Sitemde, ya da dokundurma bulunanlara;
‘Siz ağladınız, gözyaşı döktünüz, dövünüp yolundunuz da ne değişti::’ yanıtını verir,bir nevi, huyunun gerekçesini söylemiş olurdu.
Şimdi de bir uğraşı bulup bu acıyı da unutup, nasırlaşmış yüreğine bir nasır katı daha ilave olsun istiyordu, ama; yapacağı bir iş yoktu, herkler bitmiş, çayırlar, yoncalar henüz biçesi olmamışlardı.; ekinler zaten ağustostan önce yetişmezdi..
Havalarda bu ara iyice serin gidiyordu.; gerçi poyrazdan vurması iyiydi;
Ekinlere yarardı,boyları uzar, başaklar tok olurdu… Olurdu ama mevsim geçiyordu, işte ‘döndü gün,geldi kış !’ demişler..
Hoca Emmi o gün , yani haziranın son günlerinden olan o gün ,
erkenden kalktı, zaten hep erkenciydi, erden kalkmalı, güneş, üstüne yatakta değil,işinin gücünün başında doğmalı,sabah kapısı murat kapısı ‘ demişler…
çift çubuk, harman, sap samanlık… çoban koyun sürüsü,kuzu derdi,.. mevsimine göre… görülecek, işlerdendi… ihmale gelmezdi… der,yerinde durmaz olurdu.

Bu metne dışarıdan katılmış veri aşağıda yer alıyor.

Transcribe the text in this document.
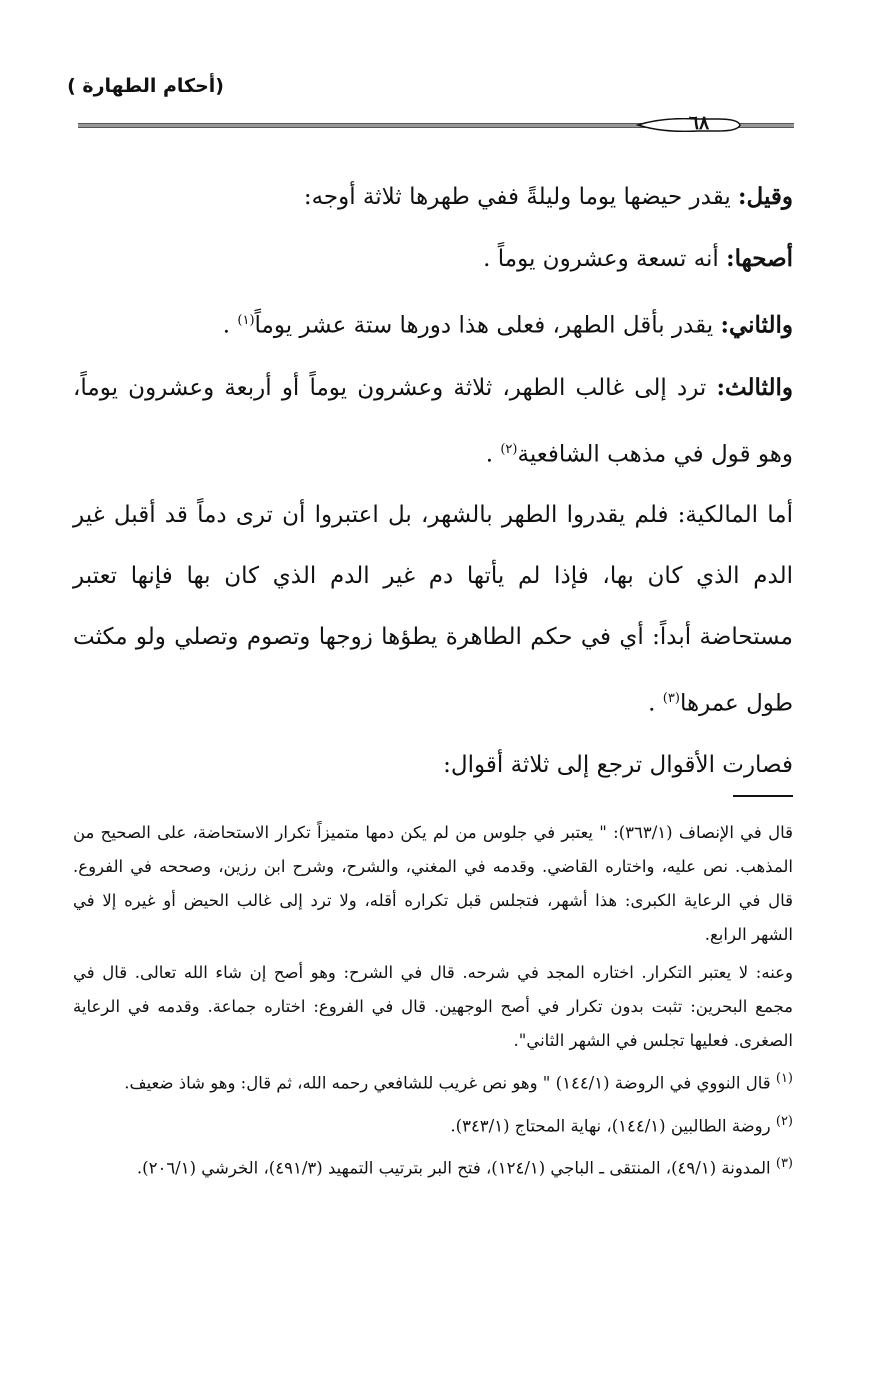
(أحكام الطهارة )
٦٨

وقيل: يقدر حيضها يوما وليلةً ففي طهرها ثلاثة أوجه:

أصحها: أنه تسعة وعشرون يوماً .

والثاني: يقدر بأقل الطهر، فعلى هذا دورها ستة عشر يوماً$^{(١)}$ .

والثالث: ترد إلى غالب الطهر، ثلاثة وعشرون يوماً أو أربعة وعشرون يوماً، وهو قول في مذهب الشافعية$^{(٢)}$ .

أما المالكية: فلم يقدروا الطهر بالشهر، بل اعتبروا أن ترى دماً قد أقبل غير الدم الذي كان بها، فإذا لم يأتها دم غير الدم الذي كان بها فإنها تعتبر مستحاضة أبداً: أي في حكم الطاهرة يطؤها زوجها وتصوم وتصلي ولو مكثت طول عمرها$^{(٣)}$ .

فصارت الأقوال ترجع إلى ثلاثة أقوال:

قال في الإنصاف (٣٦٣/١): " يعتبر في جلوس من لم يكن دمها متميزاً تكرار الاستحاضة، على الصحيح من المذهب. نص عليه، واختاره القاضي. وقدمه في المغني، والشرح، وشرح ابن رزين، وصححه في الفروع. قال في الرعاية الكبرى: هذا أشهر، فتجلس قبل تكراره أقله، ولا ترد إلى غالب الحيض أو غيره إلا في الشهر الرابع.

وعنه: لا يعتبر التكرار. اختاره المجد في شرحه. قال في الشرح: وهو أصح إن شاء الله تعالى. قال في مجمع البحرين: تثبت بدون تكرار في أصح الوجهين. قال في الفروع: اختاره جماعة. وقدمه في الرعاية الصغرى. فعليها تجلس في الشهر الثاني".

$^{(١)}$ قال النووي في الروضة (١٤٤/١) " وهو نص غريب للشافعي رحمه الله، ثم قال: وهو شاذ ضعيف.

$^{(٢)}$ روضة الطالبين (١٤٤/١)، نهاية المحتاج (٣٤٣/١).

$^{(٣)}$ المدونة (٤٩/١)، المنتقى ـ الباجي (١٢٤/١)، فتح البر بترتيب التمهيد (٤٩١/٣)، الخرشي (٢٠٦/١).
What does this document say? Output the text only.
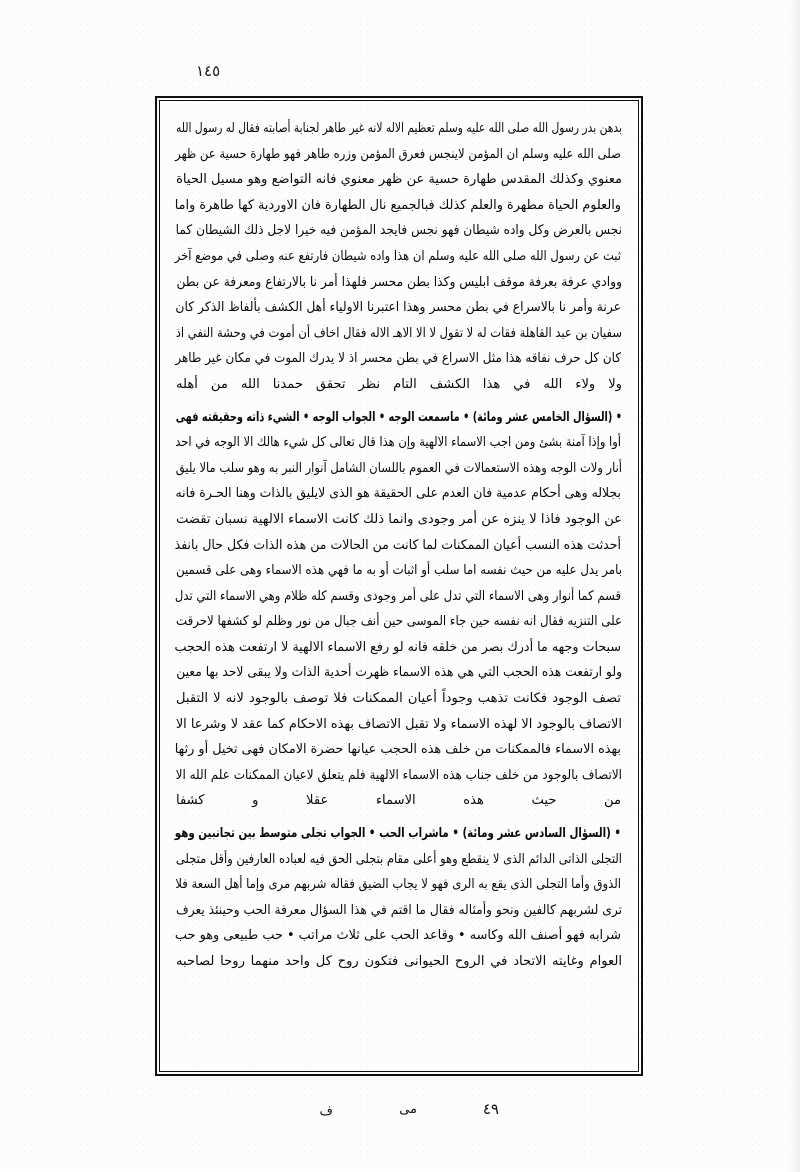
١٤٥
بدهن بدر رسول الله صلى الله عليه وسلم تعظيم الاله لانه غير طاهر لجنابة أصابته فقال له رسول الله
صلى الله عليه وسلم ان المؤمن لاينجس فعرق المؤمن وزره طاهر فهو طهارة حسية عن ظهر
معنوي وكذلك المقدس طهارة حسية عن ظهر معنوي فانه التواضع وهو مسيل الحياة
والعلوم الحياة مطهرة والعلم كذلك فبالجميع نال الطهارة فان الاوردية كها طاهرة واما
نجس بالعرض وكل واده شيطان فهو نجس فايجد المؤمن فيه خيرا لاجل ذلك الشيطان كما
ثبت عن رسول الله صلى الله عليه وسلم ان هذا واده شيطان فارتفع عنه وصلى في موضع آخر
ووادي عرفة بعرفة موقف ابليس وكذا بطن محسر فلهذا أمر نا بالارتفاع ومعرفة عن بطن
عرنة وأمر نا بالاسراع في بطن محسر وهذا اعتبرنا الاولياء أهل الكشف بألفاظ الذكر كان
سفيان بن عبد القاهلة فقات له لا تقول لا الا الاهـ الاله فقال اخاف أن أموت في وحشة النفي اذ
كان كل حرف نفاقه هذا مثل الاسراع في بطن محسر اذ لا يدرك الموت في مكان غير طاهر
ولا ولاء الله في هذا الكشف التام نظر تحقق حمدنا الله من أهله
• (السؤال الخامس عشر ومائة) • ماسمعت الوجه • الجواب الوجه • الشيء ذاته وحقيقته فهى
أوا وإذا آمنة بشئ ومن اجب الاسماء الالهية وإن هذا قال تعالى كل شيء هالك الا الوجه في احد
أنار ولات الوجه وهذه الاستعمالات في العموم باللسان الشامل آنوار النبر به وهو سلب مالا يليق
بجلاله وهى أحكام عدمية فان العدم على الحقيقة هو الذى لايليق بالذات وهنا الحـرة فانه
عن الوجود فاذا لا ينزه عن أمر وجودى وانما ذلك كانت الاسماء الالهية نسبان تقضت
أحدثت هذه النسب أعيان الممكنات لما كانت من الحالات من هذه الذات فكل حال بانفذ
بامر يدل عليه من حيث نفسه اما سلب أو اثبات أو به ما فهي هذه الاسماء وهى على قسمين
قسم كما أنوار وهى الاسماء التي تدل على أمر وجودى وقسم كله ظلام وهي الاسماء التي تدل
على التنزيه فقال انه نفسه حين جاء الموسى حين أنف جبال من نور وظلم لو كشفها لاحرقت
سبحات وجهه ما أدرك بصر من خلقه فانه لو رفع الاسماء الالهية لا ارتفعت هذه الحجب
ولو ارتفعت هذه الحجب التي هي هذه الاسماء ظهرت أحدية الذات ولا يبقى لاحد بها معين
تصف الوجود فكانت تذهب وجوداً أعيان الممكنات فلا توصف بالوجود لانه لا التقبل
الاتصاف بالوجود الا لهذه الاسماء ولا تقبل الاتصاف بهذه الاحكام كما عقد لا وشرعا الا
بهذه الاسماء فالممكنات من خلف هذه الحجب عيانها حضرة الامكان فهى تخيل أو رثها
الاتصاف بالوجود من خلف جناب هذه الاسماء الالهية فلم يتعلق لاعيان الممكنات علم الله الا
من حيث هذه الاسماء عقلا و كشفا
• (السؤال السادس عشر ومائة) • ماشراب الحب • الجواب تجلى متوسط بين تجانبين وهو
التجلى الذاتى الدائم الذى لا ينقطع وهو أعلى مقام بتجلى الحق فيه لعباده العارفين وأقل متجلى
الذوق وأما التجلى الذى يقع به الرى فهو لا يجاب الضيق فقاله شربهم مرى وإما أهل السعة فلا
ترى لشربهم كالفين ونحو وأمثاله فقال ما اقتم في هذا السؤال معرفة الحب وحينئذ يعرف
شرابه فهو أصنف الله وكاسه • وقاعد الحب على ثلاث مراتب • حب طبيعى وهو حب
العوام وغايته الاتحاد في الروح الحيوانى فتكون روح كل واحد منهما روحا لصاحبه
٤٩
مى
ف
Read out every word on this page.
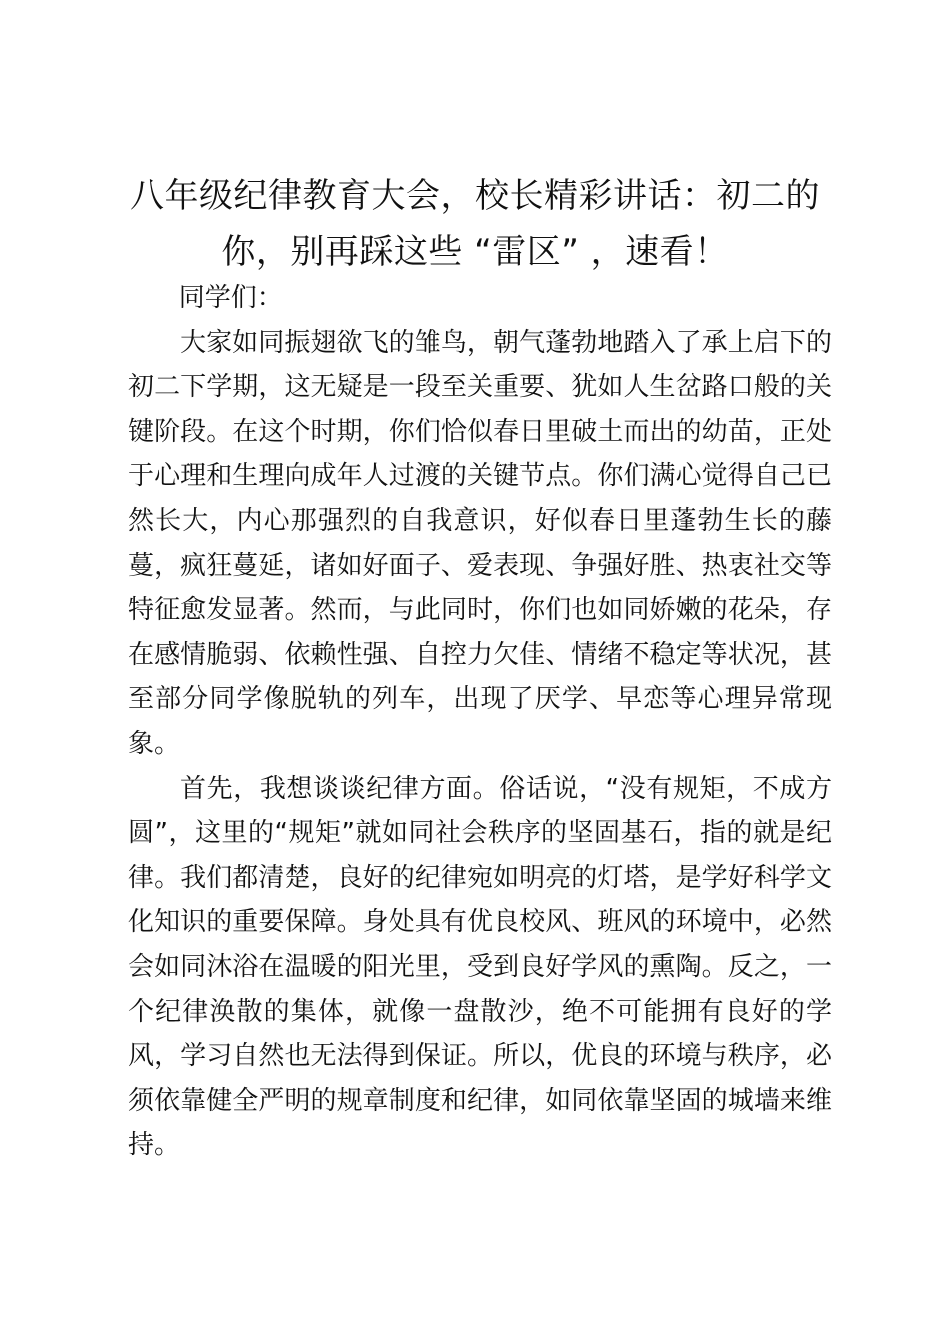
八年级纪律教育大会，校长精彩讲话：初二的
你，别再踩这些 “雷区” ，速看！

同学们：

大家如同振翅欲飞的雏鸟，朝气蓬勃地踏入了承上启下的初二下学期，这无疑是一段至关重要、犹如人生岔路口般的关键阶段。在这个时期，你们恰似春日里破土而出的幼苗，正处于心理和生理向成年人过渡的关键节点。你们满心觉得自己已然长大，内心那强烈的自我意识，好似春日里蓬勃生长的藤蔓，疯狂蔓延，诸如好面子、爱表现、争强好胜、热衷社交等特征愈发显著。然而，与此同时，你们也如同娇嫩的花朵，存在感情脆弱、依赖性强、自控力欠佳、情绪不稳定等状况，甚至部分同学像脱轨的列车，出现了厌学、早恋等心理异常现象。

首先，我想谈谈纪律方面。俗话说，“没有规矩，不成方圆”，这里的“规矩”就如同社会秩序的坚固基石，指的就是纪律。我们都清楚，良好的纪律宛如明亮的灯塔，是学好科学文化知识的重要保障。身处具有优良校风、班风的环境中，必然会如同沐浴在温暖的阳光里，受到良好学风的熏陶。反之，一个纪律涣散的集体，就像一盘散沙，绝不可能拥有良好的学风，学习自然也无法得到保证。所以，优良的环境与秩序，必须依靠健全严明的规章制度和纪律，如同依靠坚固的城墙来维持。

Şimdilik acelesi olan bir iş yoktu ama, içi de rahat değildi; ‘şu yoncayı bir an önce biçmeli,çayın ağzında, bu mevsimin yağmuru, yağmur ,değil afat olurdu… sonra Mağaracığa başlarız’ vs. sabaha dek , doludan boşa,
boştan doluya aktarıp, sabahı iple çeker olmuştu..
Hava yine serindi, serinden de öte soğuktu.; kar çiselemiş gibi kırağı düşmüştü.. Dağlar dumandı; çobanlar sürülerini ağıllardan, ya da üstü açık sayalardan yeni, yeni salıyorlardı….
Emmi bir taraftan; ‘lanet olsun, lanet… bu dağlara… kimin karnını doyurmuş ki bizimkini doyursun… hele sorun şu harabelere kaç kez dolup , dolup boşalmıştı..’ diyor, kendi kendine söyleniyordu..
Emme hatun, gün görmüş kahır çekmiş sevgili emmesi;
‘ Ne oldu, kurban olduğum, ne oldu , yine celallenmişsin!’
‘Ne olsun Emme, daha ne olsun… şu havya bakar mısın kırağı mıdır kar mıdır bu mevsimde..’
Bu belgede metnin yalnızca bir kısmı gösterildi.